The issue has been considered again by Baker J in the ongoing case of G v E. The judge agreed with the decision in LBC v LD and KD and found that the scheme of the MCA 2005 was such that decisions should ordinarily be taken by those looking after and responsible for incapacitated adults, with particularly grave decisions or issues which are the subject of dispute being resolved by the courts. The appointment of a deputy, which entailed giving one person a protected position regarding decision-making, was not appropriate except in limited circumstances, notably those identified in the MCA Code of Practice. These include cases where P is at risk of harm from family members or there is a long history of disputes, or where P has substantial financial assets which require regular management.

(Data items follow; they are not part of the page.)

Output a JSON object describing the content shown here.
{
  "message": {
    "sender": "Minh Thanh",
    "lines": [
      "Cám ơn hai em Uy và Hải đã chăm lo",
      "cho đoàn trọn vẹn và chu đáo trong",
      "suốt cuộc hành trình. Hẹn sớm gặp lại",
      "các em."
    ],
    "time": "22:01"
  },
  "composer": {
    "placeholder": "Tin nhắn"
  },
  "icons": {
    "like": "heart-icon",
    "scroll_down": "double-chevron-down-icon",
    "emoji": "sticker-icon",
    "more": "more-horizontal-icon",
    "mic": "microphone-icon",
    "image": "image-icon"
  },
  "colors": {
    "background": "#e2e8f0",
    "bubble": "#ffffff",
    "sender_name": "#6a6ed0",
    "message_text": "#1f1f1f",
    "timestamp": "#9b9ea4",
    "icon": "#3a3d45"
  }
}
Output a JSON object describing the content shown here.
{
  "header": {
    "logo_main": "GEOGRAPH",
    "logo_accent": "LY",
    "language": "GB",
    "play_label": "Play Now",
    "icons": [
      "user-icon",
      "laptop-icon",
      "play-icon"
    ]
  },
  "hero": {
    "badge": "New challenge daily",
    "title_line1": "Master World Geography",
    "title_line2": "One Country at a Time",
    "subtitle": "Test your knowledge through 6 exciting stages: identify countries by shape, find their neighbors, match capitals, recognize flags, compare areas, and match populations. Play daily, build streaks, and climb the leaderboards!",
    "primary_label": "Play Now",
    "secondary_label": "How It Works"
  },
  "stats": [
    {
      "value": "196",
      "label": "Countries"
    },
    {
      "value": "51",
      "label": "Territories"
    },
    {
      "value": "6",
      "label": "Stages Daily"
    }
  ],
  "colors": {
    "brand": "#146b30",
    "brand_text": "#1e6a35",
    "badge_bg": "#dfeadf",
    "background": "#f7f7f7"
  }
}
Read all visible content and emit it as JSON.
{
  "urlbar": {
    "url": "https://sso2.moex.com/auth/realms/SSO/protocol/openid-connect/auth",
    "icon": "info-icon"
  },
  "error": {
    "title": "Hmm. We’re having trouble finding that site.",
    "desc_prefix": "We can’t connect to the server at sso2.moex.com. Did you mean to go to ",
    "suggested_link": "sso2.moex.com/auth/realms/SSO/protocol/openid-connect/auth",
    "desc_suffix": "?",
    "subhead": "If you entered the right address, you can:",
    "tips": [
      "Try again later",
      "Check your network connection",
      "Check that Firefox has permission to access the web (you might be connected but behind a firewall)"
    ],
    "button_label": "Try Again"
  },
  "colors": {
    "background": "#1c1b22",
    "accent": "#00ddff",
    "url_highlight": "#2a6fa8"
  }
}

On the facts of the case, Baker J refused to appoint E’s carers as either welfare deputy or property and financial affairs deputy. Routine decisions about E’s care and treatment would be taken by his carer. If disagreement on significant issues arose, such as who should care for E in the event F was no longer able to, decisions would have to be taken collaboratively, or with the court’s assistance if necessary:

On the facts of this case, Baker J found the application for the appointment of F and G as personal welfare deputies to be misconceived. The routine decisions concerning E’s day-to-day care, including decisions about holidays and respite care could be taken by F as his carer. Decisions about his education should be taken collaboratively by F, G, his teacher, and other relevant professionals. Decisions about possible medical treatment should be taken by his treating clinicians, who will doubtless consult both F and G and others as appropriate. He found that, were there to be any disagreement about any of these matters, an application could be made to the Court of Protection. Decisions about who should look after E in the event that F is no longer able to do so should equally be considered (when the need arises) in a collaborative way and only referred to the court for endorsement if required or if there is any disagreement. Baker J concluded that that issue was for the very long term and it would be wholly inappropriate to appoint a deputy or deputies now to make that decision.

Comment: The upshot of this decision, and that in LBC v LD and KD is that the appointment of welfare deputies is likely to be very rare, and local authorities or family members who wish to seek such an appointment will have to consider their positions very carefully.

It is important, in the view of the authors, that one of the central reasons a welfare deputy was not required in G v E was that the judge considered that E’s carers could make routine decisions about such matters as holidays and respite care. Often the motivation for an application to be welfare deputy, whether by a local authority or a family member, is the belief that the other is obstructive or is likely to make the wrong decision. It is only when the court clarifies the identity of the ‘lead’ decision maker, as Baker J did in this case, that such concerns can be dealt with. It seems to the authors that it can be drawn from the judgment of Baker J that where P is not at risk of harm from his family members, the assumption is that his family will take the lead in routine decision-making, albeit collaboratively with relevant professionals. Where there is a risk of harm because of the decisions made by P’s carers or family, it may be that the local authority has to take the lead to protect P. In this case, the court’s approval of particular decisions will be required and is likely to be preferred to the granting of a welfare deputyship.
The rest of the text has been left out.